Aquella noche del 10 de diciembre del año
2000 su vida cambió para siempre. La puerta
del cuarto que sirve de vivienda a la familia
se partió en dos pedazos, quedando padres
e hija a merced de la turba, que no cesaba su
agresión. Ni policías, ni nada que
fuera capaz de protegerlos apareció por
el humilde hogar, ubicado en la calle 6ta. número
193 interior del reparto Camacho en la ciudad
de Santa Clara.
A duras penas lograron salir de aquel infierno
para llevar a la asustada niña al hospital
Infantil José Luis Miranda, donde fue necesario
aplicar un sedante para calmarla. Lloraba sin
cesar, y se aferraba con sus manitas a la espalda
de su padre en busca de refugio.
Pero esa no fue la última vez. A la noche
del 10 de diciembre del año 2000 le siguieron
otras noches: la del 13 de julio de 2001; la del
5 de marzo de 2004 y la del 17 de marzo del propio
año, hace sólo unas semanas. Y surgieron
nuevas modalidades para reprimir a esta familia:
Comenzaron las llamadas anónimas, con amenazas
de agresiones físicas, incluso de muerte.
No ha existido piedad. No ha importado quién
es el interlocutor; si los padres -supuestamente
los destinatarios de tan brutal represión-
o la infeliz niña, que se ha visto obligada
a soportar los improperios contra sus padres,
porque no se detienen ante nada ni nadie.

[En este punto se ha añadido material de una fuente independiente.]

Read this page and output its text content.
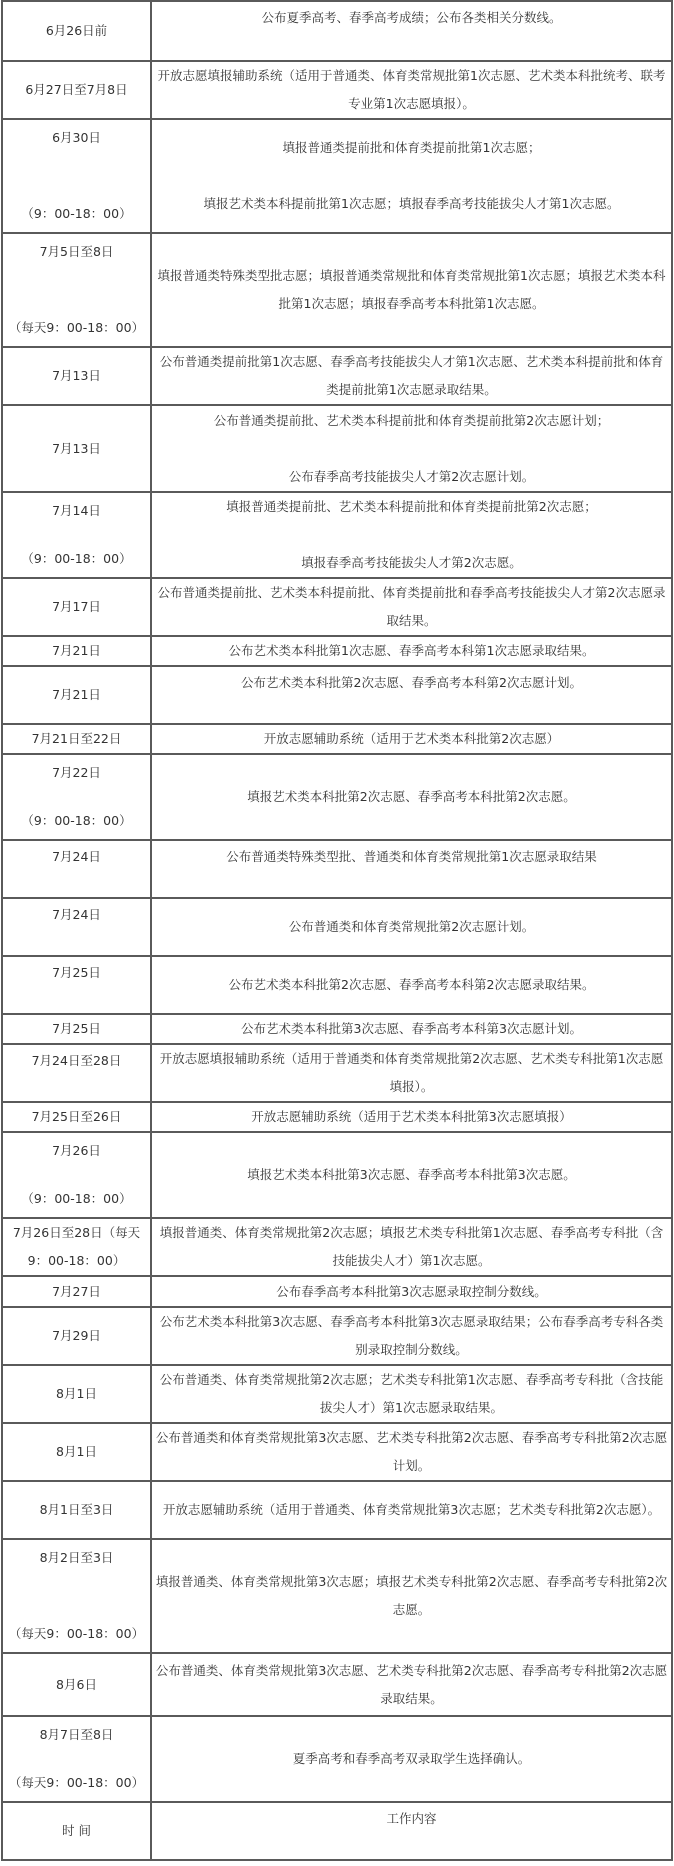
6月26日前	公布夏季高考、春季高考成绩；公布各类相关分数线。

6月27日至7月8日	开放志愿填报辅助系统（适用于普通类、体育类常规批第1次志愿、艺术类本科批统考、联考专业第1次志愿填报）。

6月30日
（9：00-18：00）	填报普通类提前批和体育类提前批第1次志愿；
填报艺术类本科提前批第1次志愿；填报春季高考技能拔尖人才第1次志愿。

7月5日至8日
（每天9：00-18：00）	填报普通类特殊类型批志愿；填报普通类常规批和体育类常规批第1次志愿；填报艺术类本科批第1次志愿；填报春季高考本科批第1次志愿。

7月13日	公布普通类提前批第1次志愿、春季高考技能拔尖人才第1次志愿、艺术类本科提前批和体育类提前批第1次志愿录取结果。

7月13日	公布普通类提前批、艺术类本科提前批和体育类提前批第2次志愿计划；
公布春季高考技能拔尖人才第2次志愿计划。

7月14日
（9：00-18：00）	填报普通类提前批、艺术类本科提前批和体育类提前批第2次志愿；
填报春季高考技能拔尖人才第2次志愿。

7月17日	公布普通类提前批、艺术类本科提前批、体育类提前批和春季高考技能拔尖人才第2次志愿录取结果。

7月21日	公布艺术类本科批第1次志愿、春季高考本科第1次志愿录取结果。

7月21日	公布艺术类本科批第2次志愿、春季高考本科第2次志愿计划。

7月21日至22日	开放志愿辅助系统（适用于艺术类本科批第2次志愿）

7月22日
（9：00-18：00）	填报艺术类本科批第2次志愿、春季高考本科批第2次志愿。

7月24日	公布普通类特殊类型批、普通类和体育类常规批第1次志愿录取结果

7月24日	公布普通类和体育类常规批第2次志愿计划。

7月25日	公布艺术类本科批第2次志愿、春季高考本科第2次志愿录取结果。

7月25日	公布艺术类本科批第3次志愿、春季高考本科第3次志愿计划。

7月24日至28日	开放志愿填报辅助系统（适用于普通类和体育类常规批第2次志愿、艺术类专科批第1次志愿填报）。

7月25日至26日	开放志愿辅助系统（适用于艺术类本科批第3次志愿填报）

7月26日
（9：00-18：00）	填报艺术类本科批第3次志愿、春季高考本科批第3次志愿。

7月26日至28日（每天9：00-18：00）	填报普通类、体育类常规批第2次志愿；填报艺术类专科批第1次志愿、春季高考专科批（含技能拔尖人才）第1次志愿。

7月27日	公布春季高考本科批第3次志愿录取控制分数线。

7月29日	公布艺术类本科批第3次志愿、春季高考本科批第3次志愿录取结果；公布春季高考专科各类别录取控制分数线。

8月1日	公布普通类、体育类常规批第2次志愿；艺术类专科批第1次志愿、春季高考专科批（含技能拔尖人才）第1次志愿录取结果。

8月1日	公布普通类和体育类常规批第3次志愿、艺术类专科批第2次志愿、春季高考专科批第2次志愿计划。

8月1日至3日	开放志愿辅助系统（适用于普通类、体育类常规批第3次志愿；艺术类专科批第2次志愿）。

8月2日至3日
（每天9：00-18：00）	填报普通类、体育类常规批第3次志愿；填报艺术类专科批第2次志愿、春季高考专科批第2次志愿。

8月6日	公布普通类、体育类常规批第3次志愿、艺术类专科批第2次志愿、春季高考专科批第2次志愿录取结果。

8月7日至8日
（每天9：00-18：00）	夏季高考和春季高考双录取学生选择确认。

时 间	工作内容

Su rostro es el reflejo de los momentos amargos
que ha vivido al presenciar las detenciones de
sus padres, o la ausencia prolongada de su mamá
las dos ocasiones en que fue detenida arbitrariamente
por oficiales de la Seguridad del Estado, en plena
vía pública, sin orden de arresto,
y conducida a lugares apartados de la ciudad,
donde la dejaron abandonada y sin medios para
regresar. La noche del 2 de enero último,
una motocicleta de placa estatal embistió
a sus padres, cerca de la estación de ferrocarriles.
La niña no sufrió lesiones por pura
casualidad: su tío la había adelantado
hasta su casa en una bicicleta. Tomás González-Coya
Rodríguez y Beatriz Pacheco Núñez,
sus progenitores, fueron arrastrados varios metros
sobre el pavimento de la calle Unión.
El sábado 3 de abril estuve en su casa.
Bia intentaba dormir, pues de noche no lo logra.
Nadie me lo ha contado, yo lo vi con mis propios
ojos. Las pesadillas la hacían despertar
sobresaltada y gritaba visiblemente aterrada.
Por supuesto, me asusté tanto que salí
corriendo de aquella habitación, donde
cielo y tierra me parecían una sola cosa.
Me pregunto cómo podrán sentirse
sus padres. Si yo quedé perplejo en sólo
un instante, ellos deben sufrir eternamente. Esta
es la cruda realidad de aquéllos que se
oponen al sistema imperante en nuestra patria.
Este es el precio que tenemos que pagar.